Pernyataan tersebut disampaikan usai pengadil tunggal Pengadilan Negeri Jakarta Selatan membacakan putusan perkara Nomor 134/Pid.Pra/2026/PN.JKT.SEL. Meski menghormati putusan hakim, tim norma Febrie memberikan sejumlah catatan kritis terhadap beberapa pertimbangan norma nan ada.
Koreksi Proses Penegakan Hukum
Febri menjelaskan bahwa langkah praperadilan nan ditempuh sejak awal bukan semata-mata demi kepentingan norma Febrie Adriansyah secara pribadi. Upaya norma ini dimaksudkan sebagai instrumen untuk mengoreksi dan mengevaluasi jika terdapat persoalan dalam penanganan perkara pidana.
Menurutnya, pertimbangan sangat krusial agar proses penegakan norma di masa depan tetap menjunjung tinggi prinsip kehati-hatian dan due process of law. Ia mengingatkan bahwa ketidakhati-hatian dalam proses norma dapat berakibat serius bagi perseorangan nan terlibat.
"Bagi kita mungkin ketidakhati-hatian itu dampaknya hanya sekadar selembar surat, tetapi bagi orang lain nan namanya disebut itu soal nasib dia dan nasib keluarganya," tegas Febri.

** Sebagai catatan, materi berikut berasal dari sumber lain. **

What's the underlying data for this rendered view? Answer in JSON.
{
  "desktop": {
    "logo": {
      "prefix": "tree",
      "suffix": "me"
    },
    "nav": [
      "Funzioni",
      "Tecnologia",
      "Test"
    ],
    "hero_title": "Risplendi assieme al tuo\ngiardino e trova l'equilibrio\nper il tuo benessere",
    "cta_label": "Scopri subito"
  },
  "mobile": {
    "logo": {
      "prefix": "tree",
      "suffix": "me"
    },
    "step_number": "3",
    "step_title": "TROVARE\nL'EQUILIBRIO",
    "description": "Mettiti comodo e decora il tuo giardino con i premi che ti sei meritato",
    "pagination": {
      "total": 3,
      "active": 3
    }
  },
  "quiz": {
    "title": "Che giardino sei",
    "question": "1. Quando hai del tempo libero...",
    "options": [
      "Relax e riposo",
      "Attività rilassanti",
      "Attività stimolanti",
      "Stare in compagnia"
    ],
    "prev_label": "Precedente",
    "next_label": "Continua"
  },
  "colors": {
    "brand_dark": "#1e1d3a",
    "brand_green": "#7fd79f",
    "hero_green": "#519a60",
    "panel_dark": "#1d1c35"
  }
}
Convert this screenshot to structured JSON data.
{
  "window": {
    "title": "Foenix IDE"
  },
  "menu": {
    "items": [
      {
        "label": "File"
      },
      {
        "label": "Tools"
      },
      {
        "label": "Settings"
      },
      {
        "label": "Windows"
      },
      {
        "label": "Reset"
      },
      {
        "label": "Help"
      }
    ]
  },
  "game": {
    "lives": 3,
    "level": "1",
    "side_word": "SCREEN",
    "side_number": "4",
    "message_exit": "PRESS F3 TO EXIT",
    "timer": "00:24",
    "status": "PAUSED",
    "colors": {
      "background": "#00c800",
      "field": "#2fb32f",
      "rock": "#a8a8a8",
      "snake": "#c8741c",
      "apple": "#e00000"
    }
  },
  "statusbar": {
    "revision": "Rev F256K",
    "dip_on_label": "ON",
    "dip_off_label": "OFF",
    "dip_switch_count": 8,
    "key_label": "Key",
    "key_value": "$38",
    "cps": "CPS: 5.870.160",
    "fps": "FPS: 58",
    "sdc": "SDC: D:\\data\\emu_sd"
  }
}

Soroti Administrasi Penyidikan
Salah satu poin nan disoroti tim norma adalah pengakuan pengadil mengenai ketidakhati-hatian dalam manajemen penyidikan. Febri menilai persoalan manajemen tidak boleh dipandang sepele lantaran berangkaian langsung dengan status norma seseorang.
"Tadi kita juga sama-sama menyimak pengadil juga mengakui bahwa telah terjadi ketidakhati-hatian dalam manajemen penyidikan," tambahnya.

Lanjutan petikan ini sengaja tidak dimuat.